Why this chapter exists even though chapter 26 exists

Four reasons.

  • The harness gap is bigger than the model gap. Same model in two different harnesses scores radically differently on identical benchmarks. HumanLayer published the receipts: Opus 4.6 placed #33 on Terminal Bench inside Claude Code, then #5 in a different harness (±4 positions per HumanLayer's stated margin). The model didn't change. The scaffolding did.
  • Failures are signals, not flukes. Osmani calls it the Ratchet: every mistake becomes a permanent rule. "Every line in a good system prompt should trace back to a specific, historical failure." Most developers still treat agent mistakes like one-off bugs to retry past. Harness engineers treat them like FAA incident reports.
  • Context is now a budget, not a window. Models degrade as windows fill (Chroma's "context rot" research is the load-bearing citation). The three real mitigations — compaction, tool-call offloading, progressive disclosure — are now engineering disciplines, not optimizations.
  • The industry is shifting from LLM APIs to Harness APIs. Anthropic's Claude Agent SDK, OpenAI's Agents SDK, Vercel AI SDK — they all now ship the loop, tools, context management, hooks, and sandboxes out of the box. LangChain calls this the move from frameworks to runtimes. Knowing what's in the harness tells you what to buy vs build.
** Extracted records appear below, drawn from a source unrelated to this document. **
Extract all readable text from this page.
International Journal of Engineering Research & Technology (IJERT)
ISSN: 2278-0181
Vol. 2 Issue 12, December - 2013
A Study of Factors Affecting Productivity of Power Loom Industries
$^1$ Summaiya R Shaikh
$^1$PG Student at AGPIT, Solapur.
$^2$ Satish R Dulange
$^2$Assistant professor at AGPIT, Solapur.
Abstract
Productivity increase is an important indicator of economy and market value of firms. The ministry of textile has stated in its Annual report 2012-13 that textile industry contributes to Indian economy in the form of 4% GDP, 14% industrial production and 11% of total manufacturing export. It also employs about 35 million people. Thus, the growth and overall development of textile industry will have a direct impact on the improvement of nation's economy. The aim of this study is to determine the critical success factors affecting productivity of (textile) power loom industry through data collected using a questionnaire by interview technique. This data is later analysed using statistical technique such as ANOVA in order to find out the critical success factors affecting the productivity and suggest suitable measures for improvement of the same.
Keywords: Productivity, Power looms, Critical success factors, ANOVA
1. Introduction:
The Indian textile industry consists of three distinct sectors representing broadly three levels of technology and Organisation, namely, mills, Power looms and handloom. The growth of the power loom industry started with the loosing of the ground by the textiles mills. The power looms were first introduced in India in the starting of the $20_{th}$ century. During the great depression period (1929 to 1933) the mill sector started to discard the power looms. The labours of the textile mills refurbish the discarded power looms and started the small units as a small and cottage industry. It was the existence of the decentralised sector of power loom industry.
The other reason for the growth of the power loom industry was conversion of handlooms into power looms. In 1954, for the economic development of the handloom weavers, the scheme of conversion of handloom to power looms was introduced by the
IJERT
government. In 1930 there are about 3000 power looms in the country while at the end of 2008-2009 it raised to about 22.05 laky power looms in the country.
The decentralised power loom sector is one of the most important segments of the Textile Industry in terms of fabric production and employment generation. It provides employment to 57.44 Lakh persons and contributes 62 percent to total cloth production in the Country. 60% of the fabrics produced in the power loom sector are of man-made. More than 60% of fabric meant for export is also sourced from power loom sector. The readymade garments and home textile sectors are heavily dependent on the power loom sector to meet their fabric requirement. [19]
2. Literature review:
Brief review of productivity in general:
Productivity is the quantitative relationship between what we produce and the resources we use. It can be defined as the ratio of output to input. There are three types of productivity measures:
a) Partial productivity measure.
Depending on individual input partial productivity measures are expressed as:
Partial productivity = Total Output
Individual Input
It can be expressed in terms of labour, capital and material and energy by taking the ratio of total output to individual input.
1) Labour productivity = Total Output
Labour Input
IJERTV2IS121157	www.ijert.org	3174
What you'll be able to do at the end

  • Audit a harness inventory — score any agent setup across the six pieces (config files, tools/MCP, infra, orchestration, hooks, observability) and call out which is missing.
  • Run the four-reflex triage — when an agent fails, decide whether to add a rule to AGENTS.md, write a hook, split into planner+executor, or wire backpressure. No more "the model is dumb today."
  • Keep a ratchet log — append-only record of failures + the rules they earned, with explicit removal criteria when the model catches up.
  • Plan a context budget — pick which items load into context now, which offload to filesystem, which fetch on demand via skills/RAG. Stop dumping the world into the window.
  • Design a long-horizon loop — when to add a planner step, when to split generator from evaluator, when to wire pre-tool and post-edit hooks, how a completion guard prevents premature exits.
  • Read the HaaS shift — pick between Claude Agents SDK, OpenAI Agents SDK, Vercel AI SDK, and rolling your own. Spot which components are debt because the model has rendered them redundant.

What this chapter is not

It is not a Claude Code tutorial. It is not a comparison of frameworks. It is not a list of cool MCP servers to install. It is the engineering discipline that sits above the tool you happen to be using — the part that survives when Cursor 5 ships and Codex pivots and the model you're targeting today gets retired in eighteen months.

Harness engineering is what's load-bearing right now. The chapter is what to do about it.